Do you not recall the numerous times I’ve sat the office down to go over proper sanitary techniques? All those demonstrations on correct hand washing, drying, and not to mention optimal squatting techniques to reduce dooty backslash to your legs when letting loose a Cleveland carpet bomb on a coworker’s personal area? It’s flu season Gary, and this office isn’t operating at 100% when everyone has runny noses from your excrement extravaganza.
While I know those lessons were designed for lower to mid level employees’ desks only, I see no reason why your boss’ workstation should function any differently. You were hired here for your critical thinking skills, yet I am having a hard time believing that, seeing as the moment you decided to shoot off that shatgun of yours, all foresight seems to escape you.
Not only does this reflect poorly on you, but it also makes the company look weak whenever you carelessly give birth to a fudge basketball any which way you please. When you let loose that deuce caboose, I want you to be thinking not just about yourself, but also of how you’re representing our brand, and then I want you to wash those fart flakes off your hands before returning to the workplace.
Look at your coworkers and you’ll see what I mean. Harrison took a mean sewer snake on Jameson’s desk just last week, and do you want to know why he isn’t in here with you? It’s because when he dropped his feces flute, he paid close attention to the anti-fecal matter safety signs I hung up, and washed his hands for a solid 30 seconds before returning to accounting.
Jessica had herself a regular poo Pompeii the week before and do you know what she did? She carefully lined the inside of Devin’s drawers with extra excrement using the slow swirling motion I had demonstrated, and even used her own toilet paper to make sure the splash zone didn’t overstep onto Deborah’s desk in payroll.

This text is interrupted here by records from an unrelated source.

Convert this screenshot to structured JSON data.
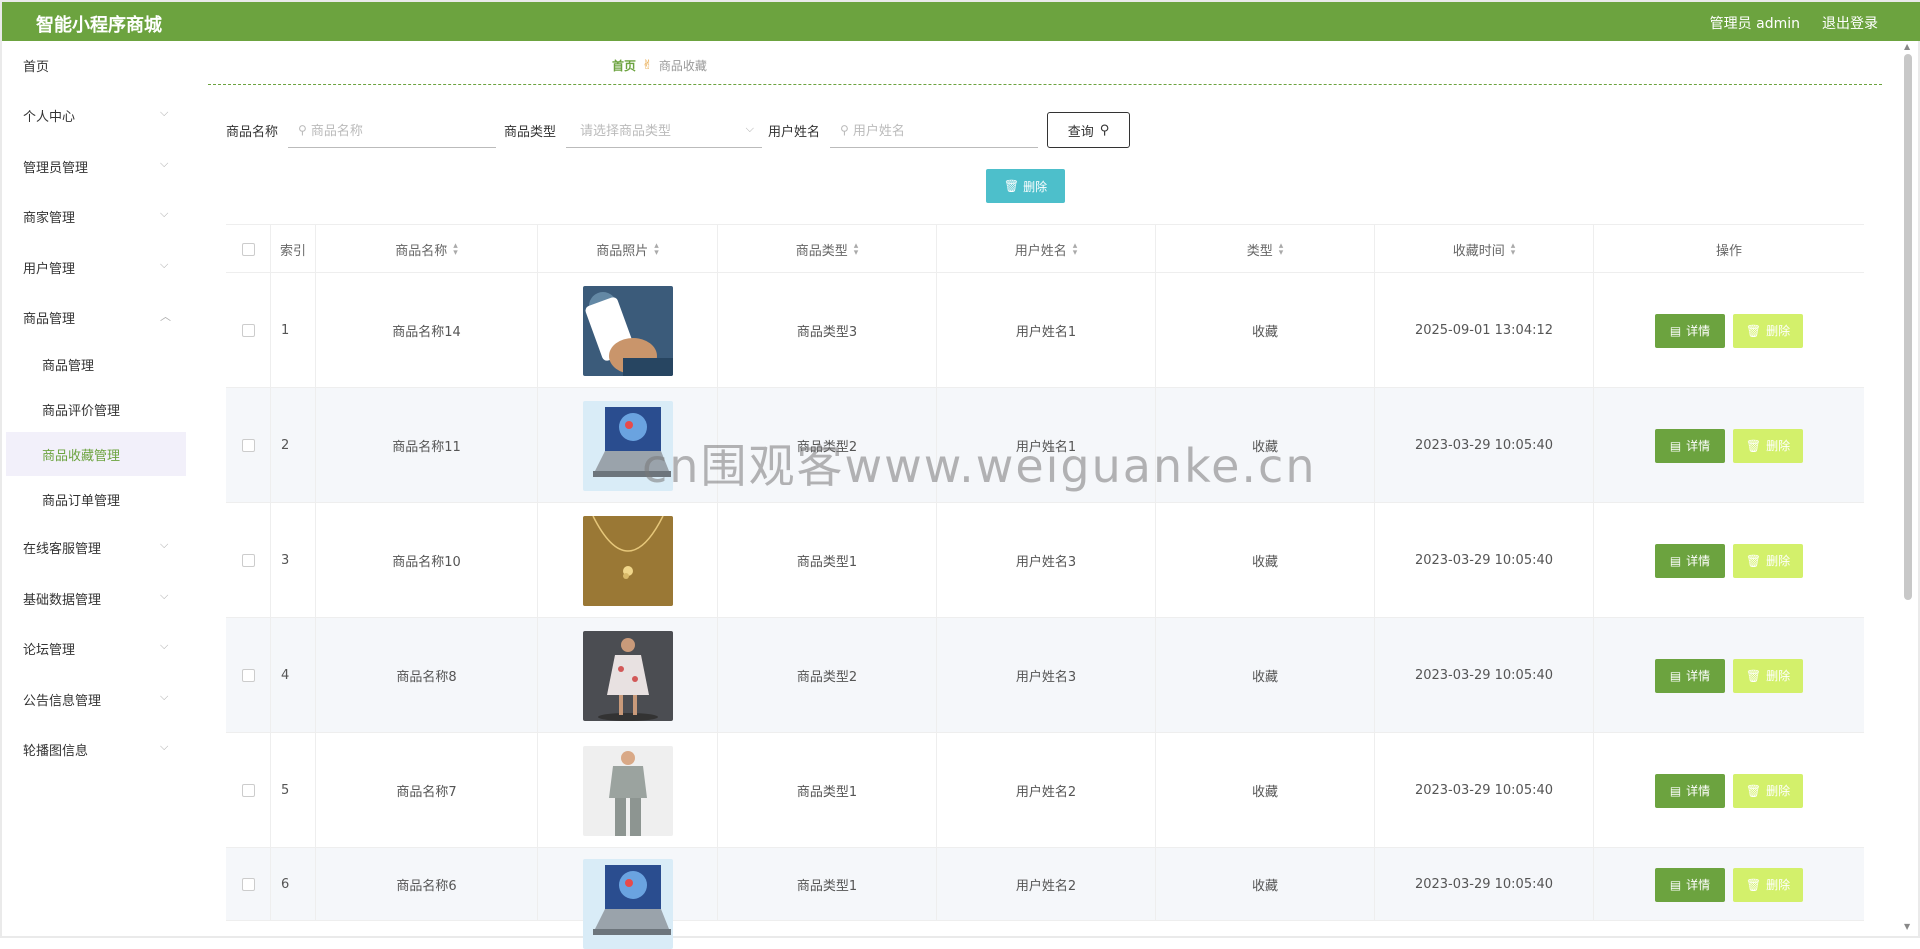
{
  "header": {
    "brand": "智能小程序商城",
    "admin": "管理员 admin",
    "logout": "退出登录",
    "bg_color": "#6ca33f"
  },
  "sidebar": {
    "items": [
      {
        "label": "首页"
      },
      {
        "label": "个人中心"
      },
      {
        "label": "管理员管理"
      },
      {
        "label": "商家管理"
      },
      {
        "label": "用户管理"
      },
      {
        "label": "商品管理"
      },
      {
        "label": "在线客服管理"
      },
      {
        "label": "基础数据管理"
      },
      {
        "label": "论坛管理"
      },
      {
        "label": "公告信息管理"
      },
      {
        "label": "轮播图信息"
      }
    ],
    "subitems": [
      {
        "label": "商品管理"
      },
      {
        "label": "商品评价管理"
      },
      {
        "label": "商品收藏管理",
        "active": true
      },
      {
        "label": "商品订单管理"
      }
    ]
  },
  "breadcrumb": {
    "home": "首页",
    "current": "商品收藏"
  },
  "search": {
    "name_label": "商品名称",
    "name_placeholder": "商品名称",
    "type_label": "商品类型",
    "type_placeholder": "请选择商品类型",
    "user_label": "用户姓名",
    "user_placeholder": "用户姓名",
    "query_button": "查询"
  },
  "batch_delete": "删除",
  "table": {
    "headers": [
      "索引",
      "商品名称",
      "商品照片",
      "商品类型",
      "用户姓名",
      "类型",
      "收藏时间",
      "操作"
    ],
    "rows": [
      {
        "index": "1",
        "name": "商品名称14",
        "type": "商品类型3",
        "user": "用户姓名1",
        "kind": "收藏",
        "time": "2025-09-01 13:04:12",
        "photo": "phone-in-hand"
      },
      {
        "index": "2",
        "name": "商品名称11",
        "type": "商品类型2",
        "user": "用户姓名1",
        "kind": "收藏",
        "time": "2023-03-29 10:05:40",
        "photo": "laptop"
      },
      {
        "index": "3",
        "name": "商品名称10",
        "type": "商品类型1",
        "user": "用户姓名3",
        "kind": "收藏",
        "time": "2023-03-29 10:05:40",
        "photo": "necklace"
      },
      {
        "index": "4",
        "name": "商品名称8",
        "type": "商品类型2",
        "user": "用户姓名3",
        "kind": "收藏",
        "time": "2023-03-29 10:05:40",
        "photo": "dress-model"
      },
      {
        "index": "5",
        "name": "商品名称7",
        "type": "商品类型1",
        "user": "用户姓名2",
        "kind": "收藏",
        "time": "2023-03-29 10:05:40",
        "photo": "suit-model"
      },
      {
        "index": "6",
        "name": "商品名称6",
        "type": "商品类型1",
        "user": "用户姓名2",
        "kind": "收藏",
        "time": "2023-03-29 10:05:40",
        "photo": "laptop"
      }
    ],
    "detail_button": "详情",
    "delete_button": "删除"
  },
  "watermark": "cn围观客www.weiguanke.cn"
}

That’s not just skill, that’s the type of team player we want here.
Even Kevin brought down baby wipes when he made the front seat of Mr. Peters’ Camaro the build site for his new log cabin, the logs being turds. He placed a big old box of them on the dashboard with a note saying, "Bless this mess." That’s why Kevin’s the office funny guy, and you’re stuck in HR.
Now you’re not fired, but you will be required to attend a weekly seminar I’m holding on proper office bathroom etiquette. But before we start, I want you to check out the present Mr. Peters left steaming on your desk to see how it’s properly done, and why he’s the boss.